İkinci amacımız, 1988
yılında örgütsel varlığı sona eren Acilciler’in adının Lazkiyeli hain
tarafından pis amaçlar için kullanılmasını engellemekti. Bu isim, Muhabarat’ın
Acilciler adını kullanarak devrimci harekete sızması için kullanılıyordu. Bunun
için Ankara merkezli ülke çapında bir gazete çıkarılması planlanmıştı, bürosu
bile tutulmuştu. Deşifre ettik ve engelledik.
İnanan
sayısı gittikçe azalıyordu ama yine de bu ismin pis amaçlar için kullanılması
bizi rahatsız ediyordu.
Lazkiyeli
hain Reyhanlı katliamı üzerinde kaldığı için fena sıkıştı ve “Acilciler 20
yıldır yoktur!..” –doğrusu 25 yıl- açıklaması yapmak zorunda kaldı. Tek
ayağı üzerinde kırk tane yalan söyleyen bu tipe, “öyle ise bunca zamandır
derdin neydi?” diye sormak abes olur. Önemli olan bu amaca da ulaşmamızdı.

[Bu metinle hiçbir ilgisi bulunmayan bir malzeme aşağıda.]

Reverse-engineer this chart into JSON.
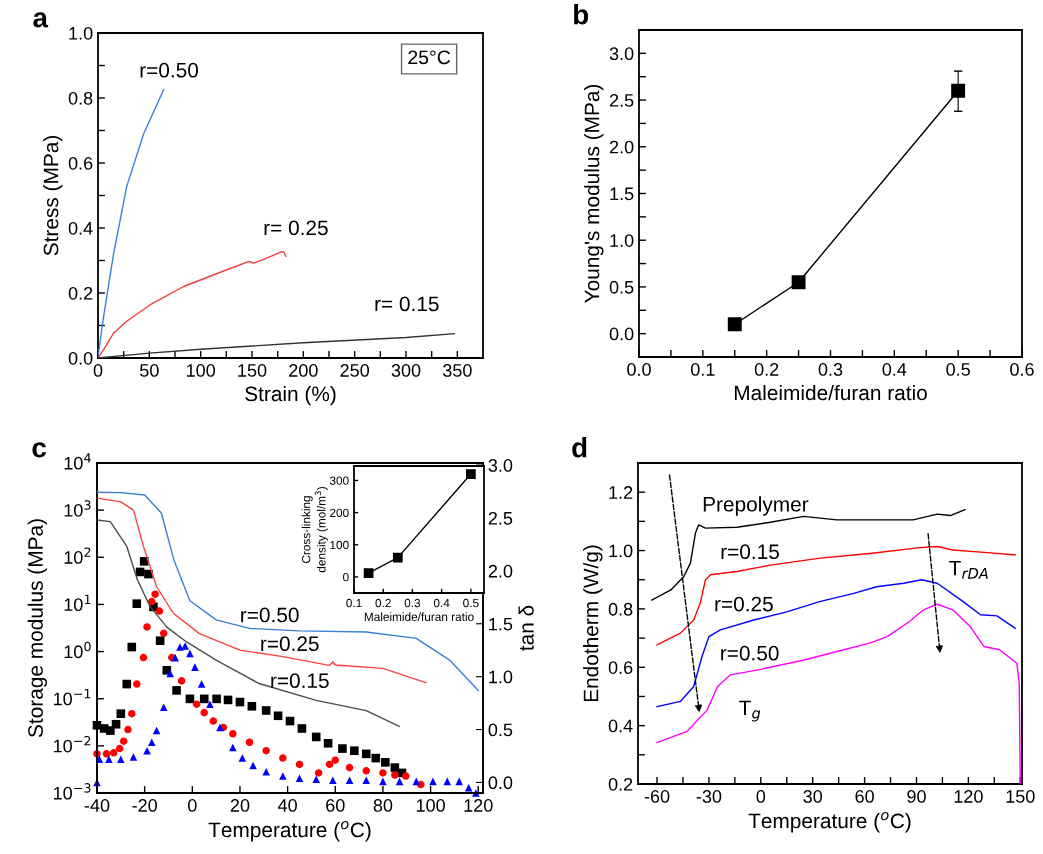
{
  "chart_data": [
    {
      "type": "line",
      "title": "a",
      "xlabel": "Strain (%)",
      "ylabel": "Stress (MPa)",
      "xlim": [
        0,
        375
      ],
      "ylim": [
        0,
        1.0
      ],
      "xticks": [
        0,
        {
          "value": 25,
          "label": null
        },
        50,
        {
          "value": 75,
          "label": null
        },
        100,
        {
          "value": 125,
          "label": null
        },
        150,
        {
          "value": 175,
          "label": null
        },
        200,
        {
          "value": 225,
          "label": null
        },
        250,
        {
          "value": 275,
          "label": null
        },
        300,
        {
          "value": 325,
          "label": null
        },
        350
      ],
      "yticks": [
        {
          "value": 0,
          "label": "0.0"
        },
        {
          "value": 0.1,
          "label": null
        },
        0.2,
        {
          "value": 0.3,
          "label": null
        },
        0.4,
        {
          "value": 0.5,
          "label": null
        },
        0.6,
        {
          "value": 0.7,
          "label": null
        },
        0.8,
        {
          "value": 0.9,
          "label": null
        },
        {
          "value": 1.0,
          "label": "1.0"
        }
      ],
      "series": [
        {
          "color": "#3b82e0",
          "x": [
            0,
            2,
            5.5,
            15.3,
            28,
            44.5,
            64
          ],
          "values": [
            0,
            0.05,
            0.128,
            0.323,
            0.528,
            0.69,
            0.826
          ]
        },
        {
          "color": "#f03c3c",
          "x": [
            0,
            5.5,
            15.3,
            28,
            51,
            83.5,
            116,
            147,
            152,
            165,
            178,
            181,
            183
          ],
          "values": [
            0,
            0.026,
            0.077,
            0.113,
            0.164,
            0.22,
            0.26,
            0.297,
            0.292,
            0.308,
            0.326,
            0.326,
            0.313
          ]
        },
        {
          "color": "#333333",
          "x": [
            0,
            50,
            100,
            200,
            300,
            347
          ],
          "values": [
            0,
            0.015,
            0.027,
            0.047,
            0.063,
            0.075
          ]
        }
      ],
      "annotations": [
        "25°C",
        "r=0.50",
        "r= 0.25",
        "r= 0.15"
      ]
    },
    {
      "type": "line",
      "title": "b",
      "xlabel": "Maleimide/furan ratio",
      "ylabel": "Young's modulus (MPa)",
      "xlim": [
        0,
        0.6
      ],
      "ylim": [
        -0.25,
        3.25
      ],
      "marker": "square",
      "xticks": [
        {
          "value": 0,
          "label": "0.0"
        },
        {
          "value": 0.05,
          "label": null
        },
        0.1,
        {
          "value": 0.15,
          "label": null
        },
        0.2,
        {
          "value": 0.25,
          "label": null
        },
        0.3,
        {
          "value": 0.35,
          "label": null
        },
        0.4,
        {
          "value": 0.45,
          "label": null
        },
        0.5,
        {
          "value": 0.55,
          "label": null
        },
        0.6
      ],
      "yticks": [
        {
          "value": 0,
          "label": "0.0"
        },
        {
          "value": 0.25,
          "label": null
        },
        0.5,
        {
          "value": 0.75,
          "label": null
        },
        {
          "value": 1.0,
          "label": "1.0"
        },
        {
          "value": 1.25,
          "label": null
        },
        1.5,
        {
          "value": 1.75,
          "label": null
        },
        {
          "value": 2.0,
          "label": "2.0"
        },
        {
          "value": 2.25,
          "label": null
        },
        2.5,
        {
          "value": 2.75,
          "label": null
        },
        {
          "value": 3.0,
          "label": "3.0"
        }
      ],
      "series": [
        {
          "color": "#000000",
          "x": [
            0.15,
            0.25,
            0.5
          ],
          "values": [
            0.1,
            0.55,
            2.6
          ],
          "errors": [
            null,
            null,
            [
              2.38,
              2.81
            ]
          ]
        }
      ]
    },
    {
      "type": "line",
      "title": "c",
      "xlabel": "Temperature ($^{o}$C)",
      "ylabel": "Storage modulus (MPa)",
      "y2label": "tan δ",
      "log": "y",
      "xlim": [
        -40,
        122
      ],
      "ylim": [
        0.001,
        10000
      ],
      "y2lim": [
        -0.1,
        3.02
      ],
      "xticks": [
        -40,
        -20,
        0,
        20,
        40,
        60,
        80,
        100,
        120
      ],
      "yticks": [
        {
          "value": 0.001,
          "label": "10$^{−3}$"
        },
        {
          "value": 0.01,
          "label": "10$^{−2}$"
        },
        {
          "value": 0.1,
          "label": "10$^{−1}$"
        },
        {
          "value": 1,
          "label": "10$^{0}$"
        },
        {
          "value": 10,
          "label": "10$^{1}$"
        },
        {
          "value": 100,
          "label": "10$^{2}$"
        },
        {
          "value": 1000,
          "label": "10$^{3}$"
        },
        {
          "value": 10000,
          "label": "10$^{4}$"
        }
      ],
      "y2ticks": [
        {
          "value": 0,
          "label": "0.0"
        },
        0.5,
        {
          "value": 1.0,
          "label": "1.0"
        },
        1.5,
        {
          "value": 2.0,
          "label": "2.0"
        },
        2.5,
        {
          "value": 3.0,
          "label": "3.0"
        }
      ],
      "series": [
        {
          "color": "#3a7fd5",
          "x": [
            -40,
            -30,
            -20,
            -13,
            -7.7,
            -1,
            10,
            24,
            45,
            73,
            94,
            108,
            120
          ],
          "values": [
            2400,
            2350,
            2100,
            870,
            87,
            12,
            4.7,
            3.1,
            2.75,
            2.6,
            1.9,
            0.66,
            0.15
          ]
        },
        {
          "color": "#ff4040",
          "x": [
            -40,
            -30,
            -24.7,
            -20.5,
            -15,
            -8,
            3,
            20,
            38,
            57.5,
            59,
            60,
            80,
            98
          ],
          "values": [
            1800,
            1500,
            1000,
            170,
            24,
            6.5,
            2.4,
            1.07,
            0.78,
            0.51,
            0.6,
            0.52,
            0.44,
            0.22
          ]
        },
        {
          "color": "#4d4d4d",
          "x": [
            -40,
            -34.4,
            -27.5,
            -23,
            -17.7,
            -10.7,
            -2.4,
            10,
            28,
            52,
            73,
            86.8
          ],
          "values": [
            620,
            570,
            170,
            33,
            9,
            3.3,
            1.6,
            0.66,
            0.21,
            0.092,
            0.056,
            0.026
          ]
        },
        {
          "type": "scatter",
          "axis": "y2",
          "marker": "square",
          "color": "#000000",
          "x": [
            -40,
            -37,
            -34.4,
            -32,
            -30,
            -27.5,
            -25.4,
            -23.3,
            -21.9,
            -20.2,
            -18.4,
            -16.3,
            -13.5,
            -10.7,
            -6.6,
            -1,
            5,
            10.2,
            15,
            20,
            25,
            31,
            36,
            41,
            46,
            52,
            57,
            63,
            68,
            73,
            77,
            81,
            85,
            88
          ],
          "values": [
            0.54,
            0.51,
            0.49,
            0.55,
            0.65,
            0.93,
            1.28,
            1.69,
            1.99,
            2.09,
            1.97,
            1.66,
            1.34,
            1.06,
            0.87,
            0.79,
            0.79,
            0.79,
            0.78,
            0.76,
            0.72,
            0.68,
            0.63,
            0.58,
            0.51,
            0.43,
            0.37,
            0.32,
            0.3,
            0.27,
            0.23,
            0.19,
            0.14,
            0.09
          ]
        },
        {
          "type": "scatter",
          "axis": "y2",
          "marker": "circle",
          "color": "#ff0000",
          "x": [
            -40,
            -36,
            -33,
            -30.5,
            -28.8,
            -27,
            -25.4,
            -23.3,
            -20.5,
            -19,
            -17,
            -15.6,
            -13.8,
            -12,
            -8.6,
            -4.5,
            1.8,
            5,
            8.8,
            13,
            17,
            24,
            31,
            38,
            45,
            53,
            57.6,
            60,
            66,
            73,
            80,
            85,
            89.6,
            95.9
          ],
          "values": [
            0.27,
            0.27,
            0.28,
            0.32,
            0.39,
            0.5,
            0.65,
            0.93,
            1.18,
            1.47,
            1.71,
            1.78,
            1.62,
            1.41,
            1.18,
            0.96,
            0.74,
            0.66,
            0.58,
            0.52,
            0.46,
            0.38,
            0.3,
            0.23,
            0.17,
            0.09,
            0.17,
            0.21,
            0.14,
            0.11,
            0.09,
            0.07,
            0.06,
            -0.02
          ]
        },
        {
          "type": "scatter",
          "axis": "y2",
          "marker": "triangle",
          "color": "#0000ff",
          "x": [
            -40,
            -39,
            -35,
            -30,
            -24.7,
            -19,
            -17,
            -15,
            -12,
            -9.3,
            -7.2,
            -5.2,
            -3,
            -1,
            1.1,
            3.9,
            7.4,
            11.6,
            17,
            21,
            25.5,
            31,
            38,
            45,
            52,
            59,
            66,
            73,
            80,
            87,
            94,
            101,
            107,
            112,
            116,
            119
          ],
          "values": [
            0.0,
            0.22,
            0.22,
            0.22,
            0.24,
            0.3,
            0.38,
            0.49,
            0.71,
            1.03,
            1.18,
            1.28,
            1.29,
            1.22,
            1.09,
            0.93,
            0.74,
            0.52,
            0.33,
            0.23,
            0.16,
            0.1,
            0.06,
            0.04,
            0.03,
            0.02,
            0.02,
            0.02,
            0.01,
            0.01,
            0.01,
            0.01,
            0.01,
            0.01,
            -0.05,
            -0.1
          ]
        }
      ],
      "annotations": [
        "r=0.50",
        "r=0.25",
        "r=0.15"
      ]
    },
    {
      "type": "line",
      "xlabel": "Maleimide/furan ratio",
      "ylabel": "Cross-linking\ndensity (mol/m$^{3}$)",
      "marker": "square",
      "xlim": [
        0.1,
        0.545
      ],
      "ylim": [
        -50,
        345
      ],
      "xticks": [
        0.1,
        0.2,
        0.3,
        0.4,
        0.5
      ],
      "yticks": [
        0,
        100,
        200,
        300
      ],
      "series": [
        {
          "color": "#000000",
          "x": [
            0.15,
            0.25,
            0.5
          ],
          "values": [
            12,
            60,
            320
          ]
        }
      ]
    },
    {
      "type": "line",
      "title": "d",
      "xlabel": "Temperature ($^{o}$C)",
      "ylabel": "Endotherm (W/g)",
      "xlim": [
        -71,
        151
      ],
      "ylim": [
        0.2,
        1.3
      ],
      "xticks": [
        -60,
        {
          "value": -45,
          "label": null
        },
        -30,
        {
          "value": -15,
          "label": null
        },
        0,
        {
          "value": 15,
          "label": null
        },
        30,
        {
          "value": 45,
          "label": null
        },
        60,
        {
          "value": 75,
          "label": null
        },
        90,
        {
          "value": 105,
          "label": null
        },
        120,
        {
          "value": 135,
          "label": null
        },
        150
      ],
      "yticks": [
        0.2,
        {
          "value": 0.3,
          "label": null
        },
        0.4,
        {
          "value": 0.5,
          "label": null
        },
        0.6,
        {
          "value": 0.7,
          "label": null
        },
        0.8,
        {
          "value": 0.9,
          "label": null
        },
        {
          "value": 1.0,
          "label": "1.0"
        },
        {
          "value": 1.1,
          "label": null
        },
        1.2
      ],
      "series": [
        {
          "color": "#000000",
          "x": [
            -63,
            -52,
            -44.6,
            -40.7,
            -37.8,
            -35.9,
            -32,
            -13.8,
            5.5,
            24.8,
            44,
            63,
            88,
            102,
            109.6,
            118
          ],
          "values": [
            0.83,
            0.865,
            0.91,
            0.957,
            1.06,
            1.088,
            1.077,
            1.08,
            1.097,
            1.117,
            1.105,
            1.105,
            1.105,
            1.125,
            1.12,
            1.14
          ]
        },
        {
          "color": "#ff0000",
          "x": [
            -60,
            -46.5,
            -38.8,
            -35,
            -32,
            -29,
            -13.8,
            5.5,
            34.4,
            63,
            92,
            102,
            111,
            131,
            147
          ],
          "values": [
            0.677,
            0.717,
            0.762,
            0.82,
            0.9,
            0.917,
            0.928,
            0.95,
            0.974,
            0.99,
            1.01,
            1.014,
            1.002,
            0.993,
            0.985
          ]
        },
        {
          "color": "#0000ff",
          "x": [
            -60,
            -46.5,
            -38.8,
            -34,
            -30,
            -23.4,
            -4,
            15,
            34,
            53.7,
            67,
            82.6,
            93,
            102,
            117,
            127,
            136.5,
            147
          ],
          "values": [
            0.465,
            0.483,
            0.534,
            0.637,
            0.705,
            0.728,
            0.762,
            0.79,
            0.825,
            0.853,
            0.876,
            0.888,
            0.9,
            0.888,
            0.825,
            0.78,
            0.776,
            0.734
          ]
        },
        {
          "color": "#ff00ff",
          "x": [
            -60,
            -42.7,
            -31,
            -25,
            -17.6,
            0,
            25,
            44,
            63,
            73,
            86,
            94,
            102,
            111,
            121,
            129,
            138,
            148,
            149.4,
            150
          ],
          "values": [
            0.342,
            0.38,
            0.454,
            0.534,
            0.574,
            0.593,
            0.625,
            0.654,
            0.683,
            0.705,
            0.757,
            0.797,
            0.816,
            0.797,
            0.74,
            0.671,
            0.66,
            0.614,
            0.545,
            0.2
          ]
        }
      ],
      "annotations": [
        "Prepolymer",
        "r=0.15",
        "r=0.25",
        "r=0.50",
        "T$_{g}$",
        "T$_{rDA}$"
      ]
    }
  ]
}
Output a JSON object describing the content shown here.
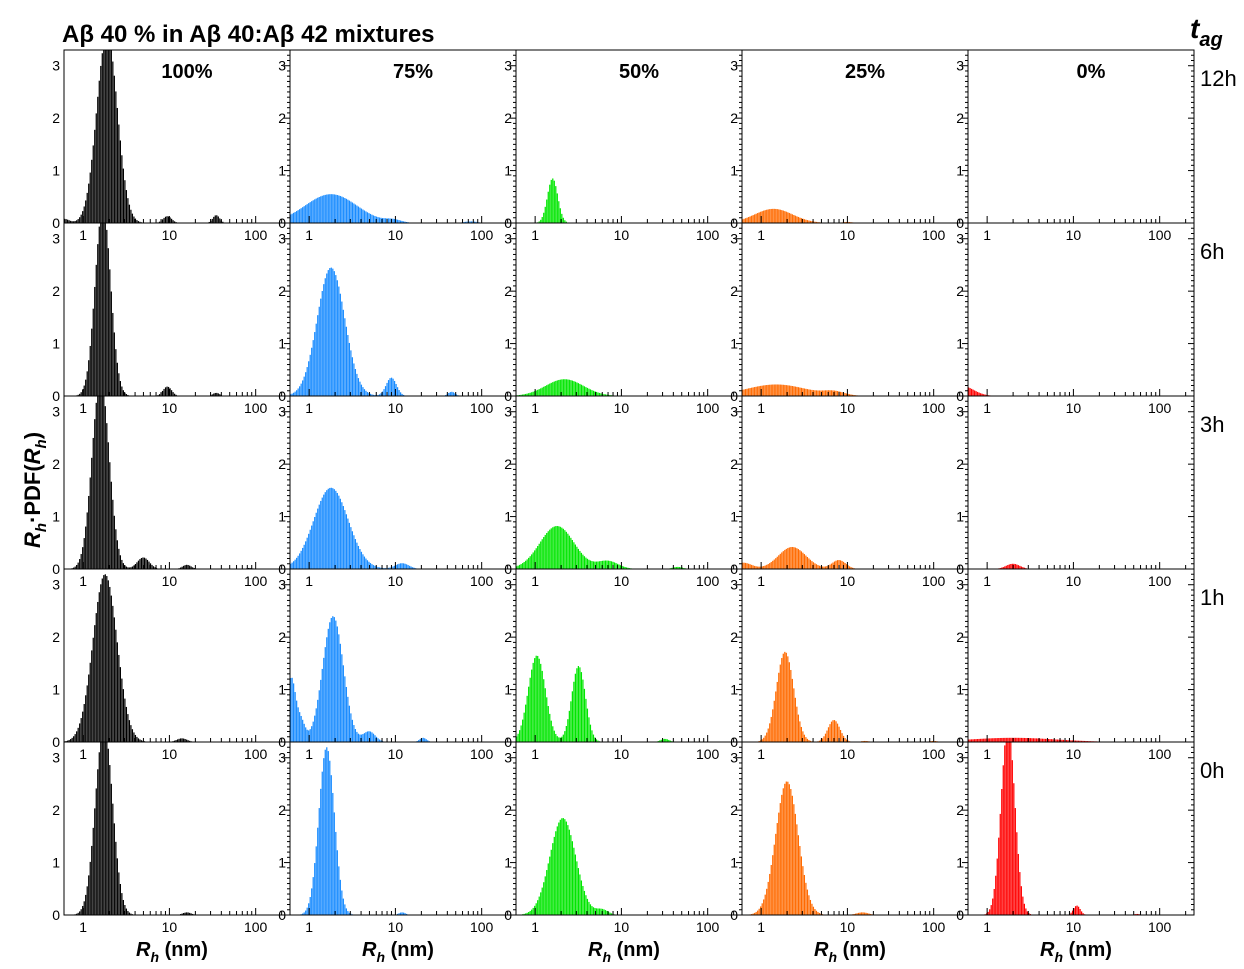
{
  "figure": {
    "title": "Aβ 40 % in Aβ 40:Aβ 42 mixtures",
    "t_label_main": "t",
    "t_label_sub": "ag",
    "ylabel_parts": [
      "R",
      "h",
      "·PDF(",
      "R",
      "h",
      ")"
    ],
    "xlabel_parts": [
      "R",
      "h",
      " (nm)"
    ]
  },
  "chart_data": {
    "type": "bar",
    "layout": "grid 5 rows x 5 columns of histogram panels",
    "columns": [
      "100%",
      "75%",
      "50%",
      "25%",
      "0%"
    ],
    "rows": [
      "12h",
      "6h",
      "3h",
      "1h",
      "0h"
    ],
    "colors": [
      "#000000",
      "#1a8cff",
      "#00e600",
      "#ff6a00",
      "#ff0000"
    ],
    "xscale": "log",
    "xlim": [
      0.6,
      250
    ],
    "ylim": [
      0,
      3.3
    ],
    "xticks": [
      1,
      10,
      100
    ],
    "yticks": [
      0,
      1,
      2,
      3
    ],
    "panels": [
      [
        {
          "peaks": [
            [
              1.9,
              3.6,
              0.12
            ],
            [
              0.6,
              0.08,
              0.06
            ],
            [
              9.5,
              0.13,
              0.05
            ],
            [
              35,
              0.15,
              0.04
            ]
          ]
        },
        {
          "peaks": [
            [
              1.8,
              0.55,
              0.3
            ],
            [
              9.5,
              0.05,
              0.09
            ],
            [
              75,
              0.03,
              0.08
            ]
          ]
        },
        {
          "peaks": [
            [
              1.6,
              0.85,
              0.06
            ]
          ]
        },
        {
          "peaks": [
            [
              1.4,
              0.27,
              0.22
            ],
            [
              10,
              0.02,
              0.06
            ]
          ]
        },
        {
          "peaks": []
        }
      ],
      [
        {
          "peaks": [
            [
              1.7,
              3.6,
              0.09
            ],
            [
              9.5,
              0.18,
              0.05
            ],
            [
              35,
              0.06,
              0.04
            ]
          ]
        },
        {
          "peaks": [
            [
              1.8,
              2.45,
              0.16
            ],
            [
              9.0,
              0.35,
              0.06
            ],
            [
              45,
              0.08,
              0.04
            ]
          ]
        },
        {
          "peaks": [
            [
              2.2,
              0.32,
              0.22
            ],
            [
              90,
              0.01,
              0.1
            ]
          ]
        },
        {
          "peaks": [
            [
              1.5,
              0.22,
              0.35
            ],
            [
              7.0,
              0.07,
              0.12
            ]
          ]
        },
        {
          "peaks": [
            [
              0.5,
              0.2,
              0.14
            ]
          ]
        }
      ],
      [
        {
          "peaks": [
            [
              1.6,
              3.6,
              0.1
            ],
            [
              5.0,
              0.22,
              0.07
            ],
            [
              16,
              0.08,
              0.05
            ],
            [
              85,
              0.02,
              0.04
            ]
          ]
        },
        {
          "peaks": [
            [
              1.8,
              1.55,
              0.2
            ],
            [
              12,
              0.11,
              0.08
            ],
            [
              180,
              0.01,
              0.08
            ]
          ]
        },
        {
          "peaks": [
            [
              1.8,
              0.82,
              0.2
            ],
            [
              7.0,
              0.15,
              0.12
            ],
            [
              45,
              0.04,
              0.06
            ]
          ]
        },
        {
          "peaks": [
            [
              0.62,
              0.12,
              0.1
            ],
            [
              2.3,
              0.42,
              0.16
            ],
            [
              8.0,
              0.17,
              0.08
            ],
            [
              60,
              0.01,
              0.05
            ]
          ]
        },
        {
          "peaks": [
            [
              2.0,
              0.1,
              0.08
            ]
          ]
        }
      ],
      [
        {
          "peaks": [
            [
              1.8,
              3.2,
              0.14
            ],
            [
              14,
              0.07,
              0.06
            ]
          ]
        },
        {
          "peaks": [
            [
              0.62,
              1.2,
              0.05
            ],
            [
              0.8,
              0.4,
              0.05
            ],
            [
              1.9,
              2.4,
              0.12
            ],
            [
              5.0,
              0.2,
              0.07
            ],
            [
              21,
              0.08,
              0.04
            ]
          ]
        },
        {
          "peaks": [
            [
              1.05,
              1.65,
              0.1
            ],
            [
              3.2,
              1.45,
              0.08
            ],
            [
              32,
              0.06,
              0.05
            ]
          ]
        },
        {
          "peaks": [
            [
              1.9,
              1.72,
              0.1
            ],
            [
              7.0,
              0.42,
              0.07
            ],
            [
              16,
              0.02,
              0.05
            ],
            [
              100,
              0.02,
              0.05
            ]
          ]
        },
        {
          "peaks": [
            [
              2.0,
              0.08,
              0.5
            ]
          ]
        }
      ],
      [
        {
          "peaks": [
            [
              1.75,
              3.6,
              0.1
            ],
            [
              16,
              0.05,
              0.05
            ]
          ]
        },
        {
          "peaks": [
            [
              1.6,
              3.2,
              0.09
            ],
            [
              12,
              0.05,
              0.04
            ]
          ]
        },
        {
          "peaks": [
            [
              2.1,
              1.85,
              0.15
            ],
            [
              6.0,
              0.1,
              0.07
            ]
          ]
        },
        {
          "peaks": [
            [
              2.0,
              2.55,
              0.13
            ],
            [
              15,
              0.05,
              0.07
            ]
          ]
        },
        {
          "peaks": [
            [
              1.75,
              3.6,
              0.08
            ],
            [
              11,
              0.18,
              0.04
            ],
            [
              55,
              0.02,
              0.04
            ]
          ]
        }
      ]
    ]
  }
}
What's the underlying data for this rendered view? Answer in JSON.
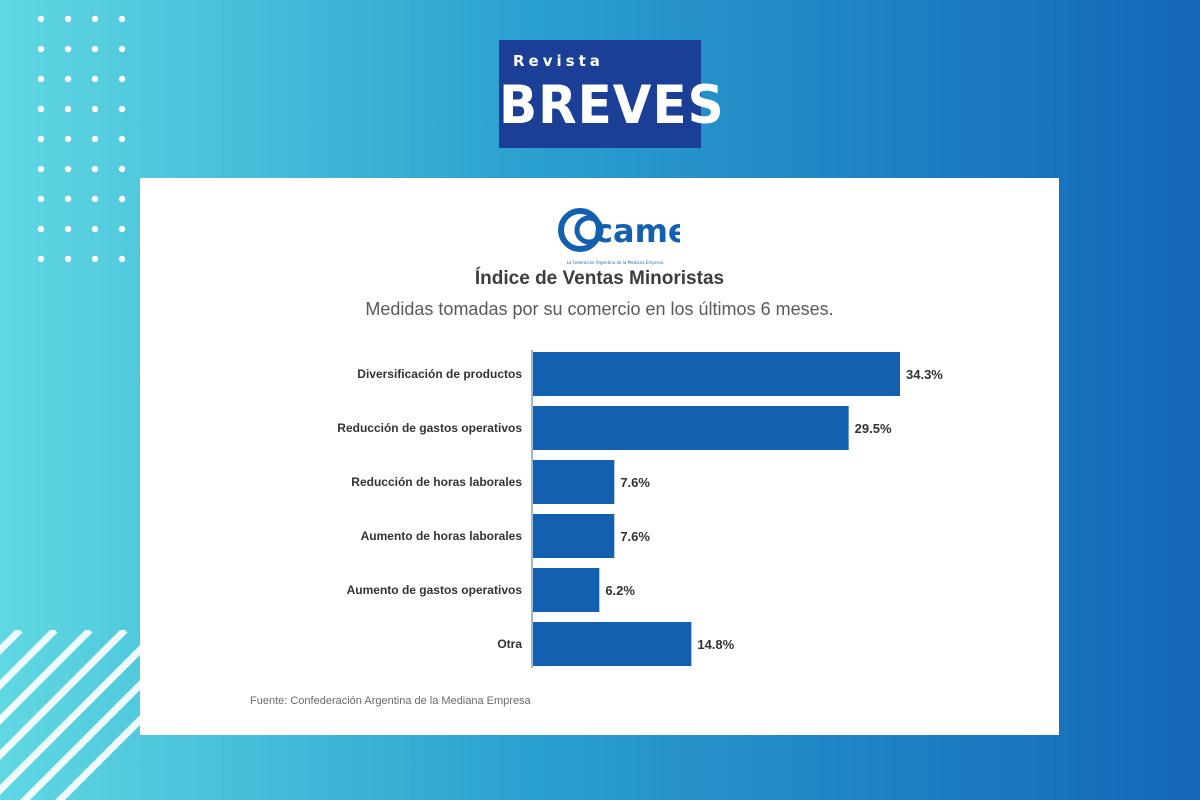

Acilciler tarihini bu tarihte teorik ve pratik kayda değer herhangi bir rolü
bulunmayan bu pisliğin elinden kurtardık.
Bundan
sonra kurucusu olduğunu iddia ettiği Şebiha milisleriyle Banyas’ta katlettiği
200 kadar Sünni gibi yeni vahşetlere mi yönelir, Muhabarat’ta başka bir şey mi
yapar; bizi ilgilendirmiyor.
El Nursa
Cephesi Banyas’taki Sünni katliamındaki rolü nedeniyle bu tipin kellesine ödül
koymuş ve bu da bizi ilgilendirmiyor.
Son bir
yıldaki diğer önemli gelişme ise, örgüt tarihi yazımının somutlanması
oldu. Zengin bir tarihimiz var, ama bu tarihin yazılabilmesi için önce
alanın temizlenmesi gerekiyordu. Lazkiyeli haini bu tarihten süpürdük,
yalanlarını ortaya çıkardık, palavralarını etkisizleştirdik. Kim, nedir, iyice
ortaya çıktı.Bu tarihin yazımıyla ilgili olarak Acilciler külliyatı deyimini
kullanmıştım. Bunun ne olduğunu başka bir yazıda anlatacağım.
İlk kitap
yayınlandı: Sol İçi Şiddet ve Nebil Rahuma Olayı
Kitabın
basımı hoşumuza gitmedi ve kitabın dağıtımı büyük oranda bitti. Bu kitabı
yaklaşık yüzde 40 oranında genişletip, genişletilmiş ikinci baskısını
yapacağız. İkinci kitap, Mehmet Koç ile ilgili ve o da yayınlanacak.
Arkasından
başka kitaplar gelecek…
Bir yılda
önemli adımlar ama bu adımların beş yıllık geçmişi bulunuyor. Eski
özelliklerimize geri döndük denilebilir. Biz konuşmakla yetinmeyiz,
yaparız. Yapmaktan kastım, yapabilmek için ciddi olarak teşebbüs
etmektir.
Hatalarımız
olabilir, başarısız da olabiliriz; ama bir şeyi yapmaya karar verince ciddi
olarak teşebbüs ederiz. Yapamazsak, yapamadık, deriz, ama yapmak için ciddi
olarak teşebbüs ederiz.
İçi boş
ajitasyon ve palavracılık bu nedenle bize uymaz. Yapmak için teşebbüs
edebiliyorsan, birini olmazsa ötekini mutlaka yaparsın.